How to refinance student loans with low income

Refinancing student loans is a catch-22. On the one hand, it can save you money on interest, choose a more desirable payment structure, and generally improve your financial health. At the same time, your ability to qualify for a refinance is directly tied to the health of your finances.

For low-income borrowers, this can be a frustrating reality. Fortunately, there are many ways low-income borrowers can improve their chances of qualifying for a refinance.

Income requirements for student loans

Many lenders have minimum income requirements for refinancing, which means they won’t accept borrowers with incomes below a certain threshold. Some companies only focus on high-income borrowers, like doctors and lawyers, while others offer student loan refinance for a wider salary range.

Most companies do not publicly list their revenue standards; some simply state that you will need to have “sufficient income” or be able to demonstrate “constant income”. In most cases, you will likely need to exceed the $20,000 threshold; Citizens Bank requires an annual income of at least $24,000, while Education Loan Finance requires at least $35,000.

How to Refinance Low Income Student Loans

Refinancing your student loans can significantly reduce your monthly payment and reduce the total interest paid over the life of the loan. And when you have a low income, finding ways to minimize loan costs can be very helpful.

Here are the best strategies to increase your chances of being approved for student loan refinancing.

Get a co-signer

If you have a low income, one of the best ways to improve your chances of approval is to apply with a co-signer. A co-signer is someone with a good credit rating and a stable income who agrees to take responsibility for a loan if the primary borrower defaults.

Lenders are more likely to approve borrowers with a co-signer because they have a fallback option in case the primary borrower defaults. Although you may qualify for a student loan refinance without a co-signer, you may get a lower interest rate if you add a co-signer with stronger finances.

Getting someone to co-sign a loan — especially if you have a long repayment term — is a huge favor. The loan will appear on the co-signer’s credit report and may affect their ability to qualify for their own loans, and any late payment will impact the co-signer’s credit rating. However, you can also ask to remove your co-signer after a few years of payments with most companies, once you’ve had a chance to increase your income.

Compare multiple lenders

Each lender has their own requirements for income, credit score, debt-to-income ratio, and loan balance. If you are rejected by one lender, don’t assume that all lenders will be.

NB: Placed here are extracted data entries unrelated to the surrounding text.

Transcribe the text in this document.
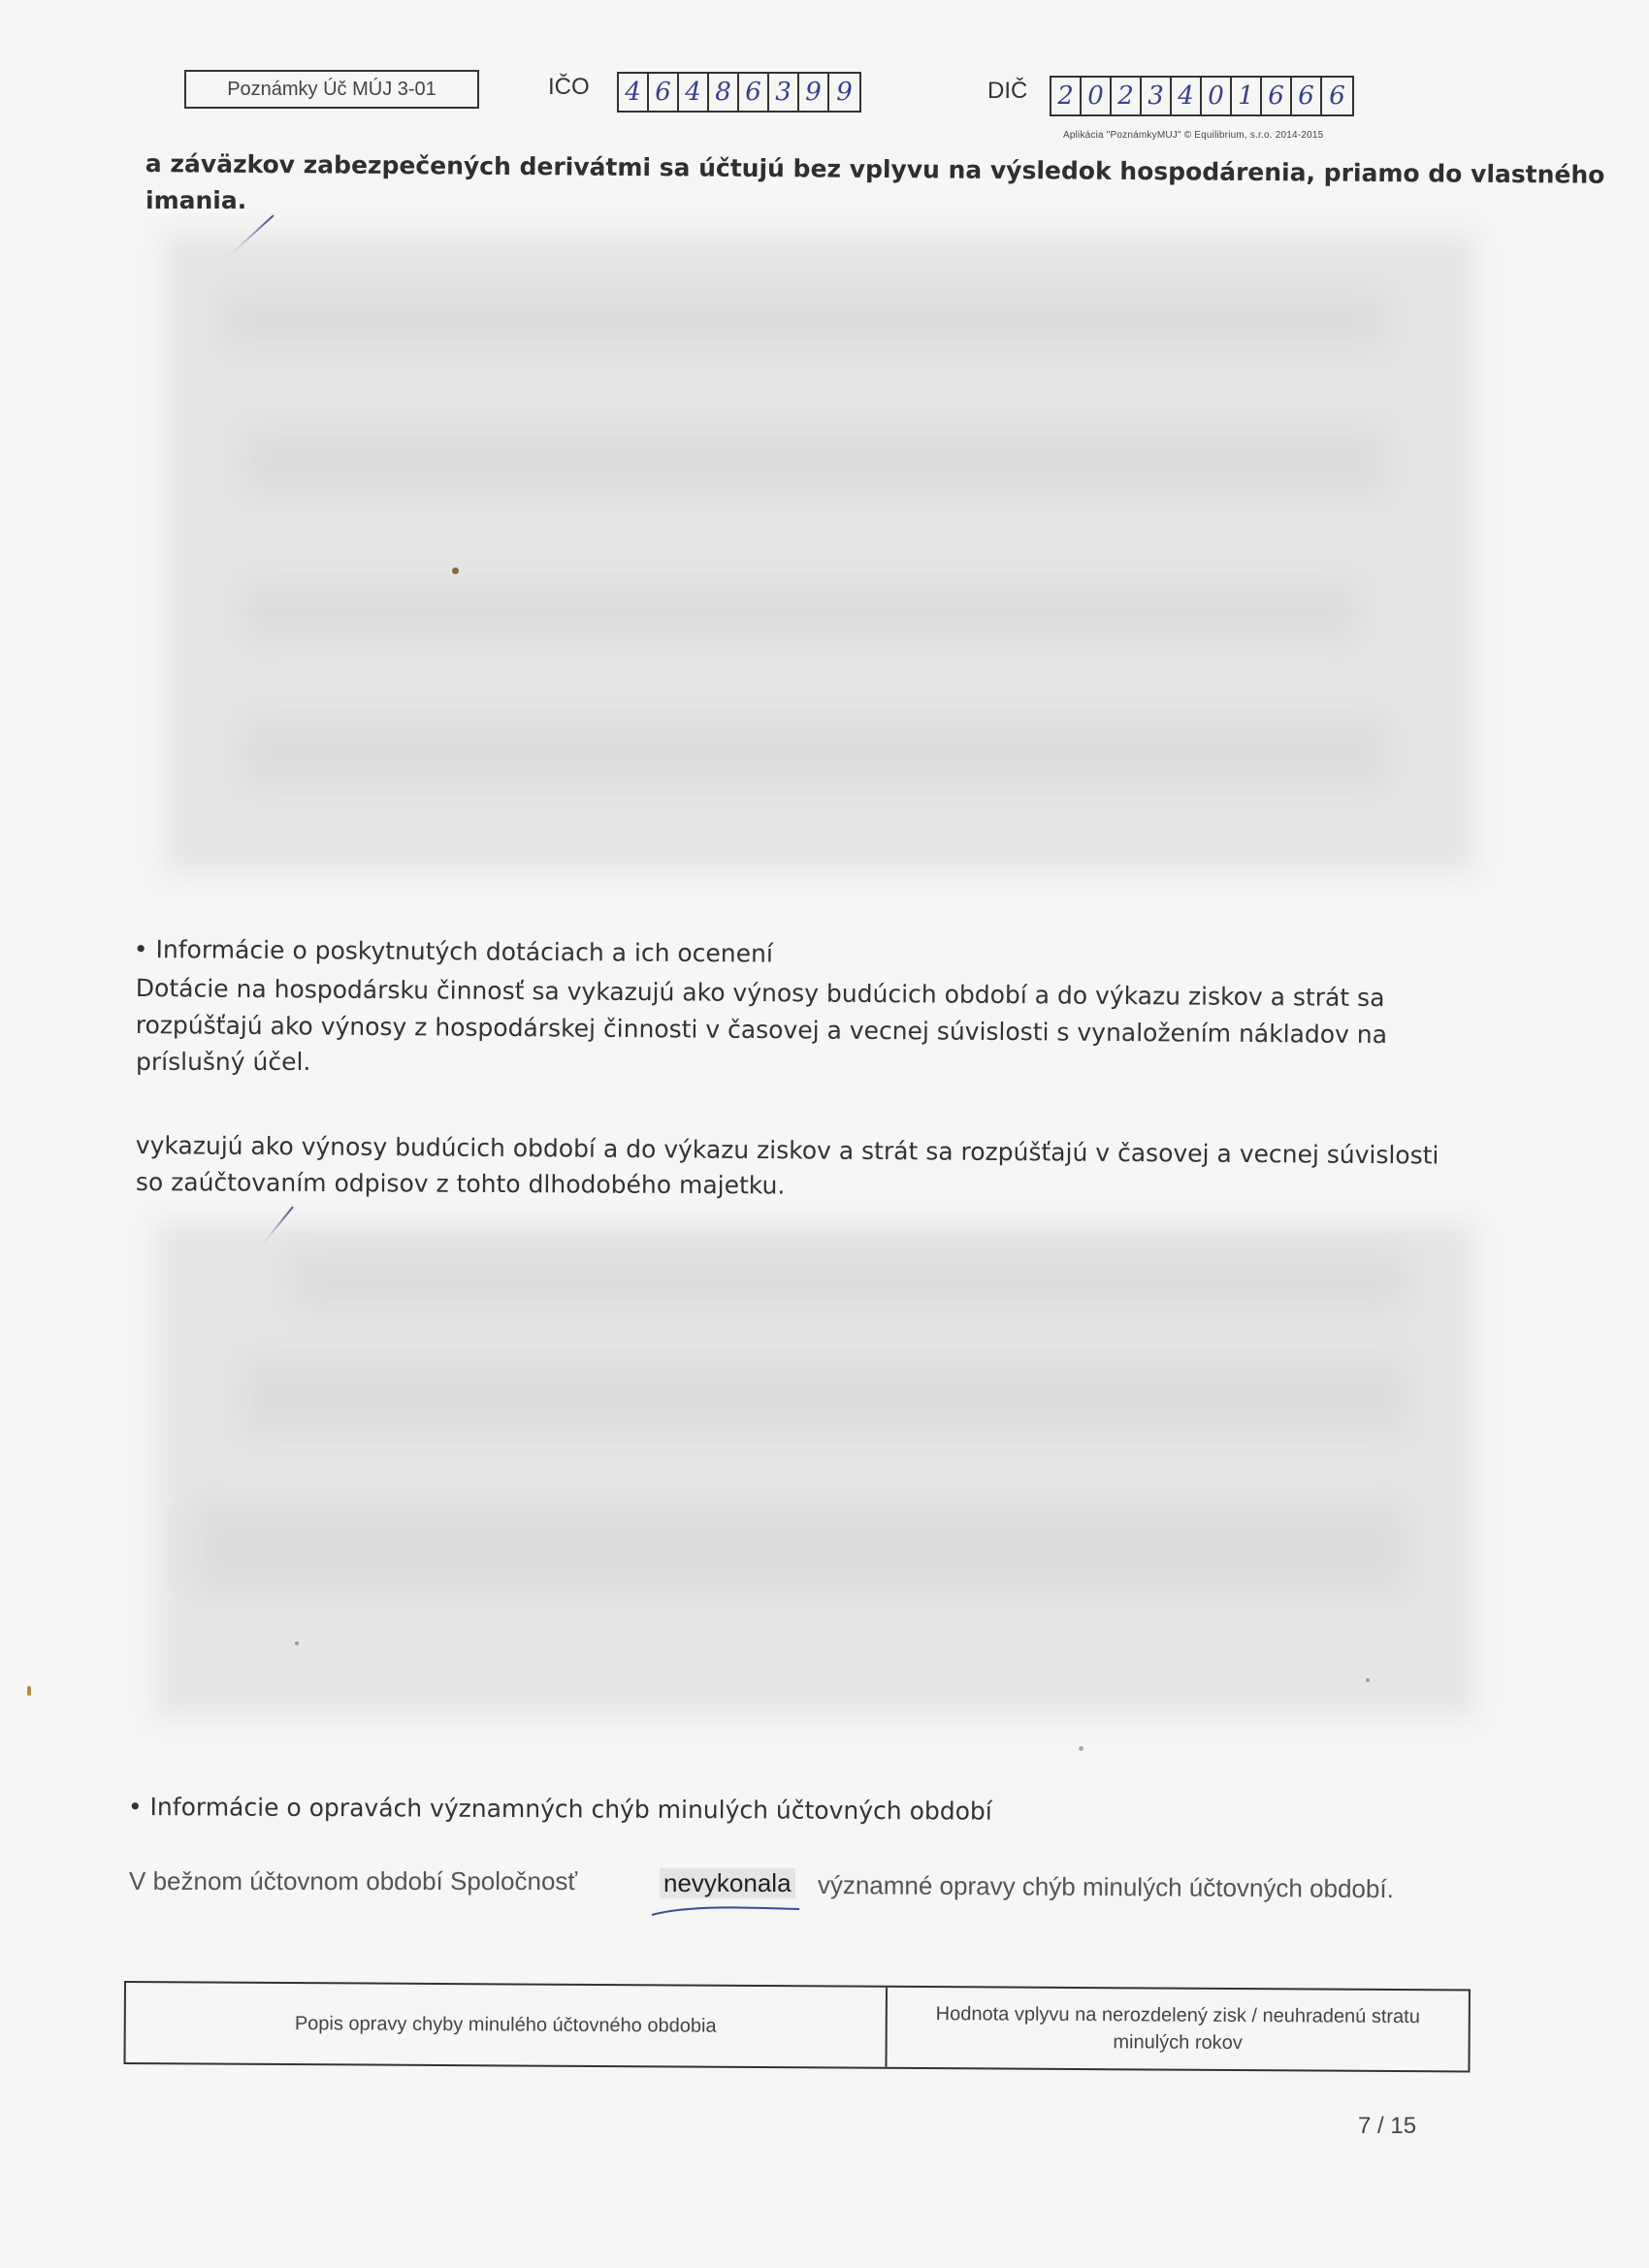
Poznámky Úč MÚJ 3-01	IČO 4 6 4 8 6 3 9 9	DIČ 2 0 2 3 4 0 1 6 6 6
Aplikácia "PoznámkyMUJ" © Equilibrium, s.r.o. 2014-2015
a záväzkov zabezpečených derivátmi sa účtujú bez vplyvu na výsledok hospodárenia, priamo do vlastného
imania.
• Informácie o poskytnutých dotáciach a ich ocenení
Dotácie na hospodársku činnosť sa vykazujú ako výnosy budúcich období a do výkazu ziskov a strát sa
rozpúšťajú ako výnosy z hospodárskej činnosti v časovej a vecnej súvislosti s vynaložením nákladov na
príslušný účel.
vykazujú ako výnosy budúcich období a do výkazu ziskov a strát sa rozpúšťajú v časovej a vecnej súvislosti
so zaúčtovaním odpisov z tohto dlhodobého majetku.
• Informácie o opravách významných chýb minulých účtovných období
V bežnom účtovnom období Spoločnosť	nevykonala významné opravy chýb minulých účtovných období.
Popis opravy chyby minulého účtovného obdobia	Hodnota vplyvu na nerozdelený zisk / neuhradenú stratu minulých rokov
7 / 15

Start by applying to lenders who already accept low-income borrowers or those who consider many variables outside of income. You can prequalify with many lenders to get an idea of ​​your eligibility and the rates you will be offered, without going through a rigorous credit check.

Improve your credit score

If you have a low income, you are more likely to qualify for a loan with a good credit score. Most lenders require a credit score in the mid-600s or above. If your score is below 650, you’ll have a hard time qualifying for a refinance, especially on a low income.

The first step is to check your credit score with your credit card company or one of the major credit bureaus, then get a copy of your credit reports from AnnualCreditReport.com to make sure there are no errors. does not lower your score.

If your credit score is lower than you expected, do an audit of your finances. Your debt payment history is the most important factor in your score, so set schedule reminders or set up automatic payment if you have a series of late payments. You should also try to pay off as much debt as possible before applying for a refinance, as a high credit utilization rate can also lower your score.

Reapply

If you are denied a student loan refinance due to low income, you can always reapply later when your income has improved. If your credit score increases during this period, this may also help your case. You may also be able to appeal your case if you don’t have a regular income, but can prove that you make money in some other way.

Lenders who will refinance low-income student loans

There are several lenders that allow low-income borrowers to qualify for student loan refinancing. Here are the main lenders who will lend to low-income borrowers:

  • Citizen bank: Requires a minimum annual income of $24,000.
  • Student Loan Funding: Requires a minimum annual income of $35,000.
  • Route of the Laurels: Accepts borrowers who are still in school but have a signed contract or letter of employment.
  • Nelnet Bank: Requires a minimum annual income of $36,000.
  • PenFed Credit Union: Requires a minimum annual income of $42,000 for loans under $150,000 and $50,000 for loans over $150,000.
  • SoFi: Accepts borrowers who are not employed but have a job offer to start within the next 90 days.

Next steps

If you have a low income, you might find it impossible to refinance student loans. However, there are several lenders who will deal with low income borrowers. Even if you’re offered a high rate now because of your income, you can still choose to refinance again once you’ve established more credit or increased your annual income.